China, along with countries that are part of the “BRICS” alliance, which includes Brazil, Russia, India and South Africa, plans to develop a new international currency in order to compete with the dollar as a reliable reserve.
China also says that it is working with Hong Kong, Singapore and three other countries in order to convert its official currency (the yuan) to be the main global reserve currency during the coming period, according to the “Al-Hurra” website.
The site says that Beijing hopes that these moves will be able to threaten the dollar’s position as a global reserve currency, by moving to buy oil in yuan. In 2016, the International Monetary Fund announced the inclusion of the Chinese yuan in the basket of approved currencies, along with the dollar, the euro, the yen and the pound sterling.
However, experts confirm that the dollar has witnessed such challenges before, but it succeeded in overcoming them and continuing as a preferred option around the world.

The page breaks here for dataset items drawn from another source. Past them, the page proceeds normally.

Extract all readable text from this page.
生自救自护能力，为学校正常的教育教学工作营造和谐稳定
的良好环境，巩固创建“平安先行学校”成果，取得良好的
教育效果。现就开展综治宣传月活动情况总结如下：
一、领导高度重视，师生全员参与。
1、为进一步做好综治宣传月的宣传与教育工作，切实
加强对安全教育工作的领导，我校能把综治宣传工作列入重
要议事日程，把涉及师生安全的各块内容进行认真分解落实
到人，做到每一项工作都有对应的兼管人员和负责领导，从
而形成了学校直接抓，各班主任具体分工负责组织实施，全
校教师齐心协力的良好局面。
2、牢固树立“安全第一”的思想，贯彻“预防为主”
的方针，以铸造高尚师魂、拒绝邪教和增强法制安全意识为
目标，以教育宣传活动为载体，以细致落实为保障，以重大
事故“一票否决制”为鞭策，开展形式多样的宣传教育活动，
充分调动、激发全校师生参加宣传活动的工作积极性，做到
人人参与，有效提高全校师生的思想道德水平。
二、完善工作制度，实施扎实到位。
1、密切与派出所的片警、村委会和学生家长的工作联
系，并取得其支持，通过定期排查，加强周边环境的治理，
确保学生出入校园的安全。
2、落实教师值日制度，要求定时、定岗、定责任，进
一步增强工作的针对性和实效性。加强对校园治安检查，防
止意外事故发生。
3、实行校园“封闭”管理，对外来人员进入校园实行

And the site quotes economist Chris Turner that “China had hoped that the World Bank’s move would be a breakthrough for the yuan in the world, but the demand for its use as a global reserve currency has been disappointing over the past years.”
According to the International Monetary Fund, only regarding 25 percent of shifts away from the dollar went to the Chinese currency over the past period. Instead, central banks have focused on holding non-traditional reserve currencies such as the Australian dollar, the Swedish krona and the South Korean won.
The site indicates that the proportion of the yuan in global monetary reserves is still very small and represents only 2.9 percent.
The yuan is also pegged to the dollar through a reference rate to make China’s exports more competitive, meaning that Chinese moves are unlikely to threaten the dollar’s standing as a global reserve.
The site notes that although investors may be wary of moves to curb the dollar’s dominance, all indications are that the US currency will not lose ground anytime soon.
“We hear this story all the time…there is no threat in the foreseeable future to the dominance of the US dollar, because it is the currency of the world’s largest economy and is used in the largest international capital markets,” Jeff Haley, chief expert at economic analysts OANDA, told Business Insider.
“This does not apply to any of the BRICS currencies,” Haley adds, adding: “I prefer to be paid in US dollars rather than the (Chinese) yuan, the (Brazilian) real, the (Russian) ruble, the (Indian) rupee or the (South) rand. African)”.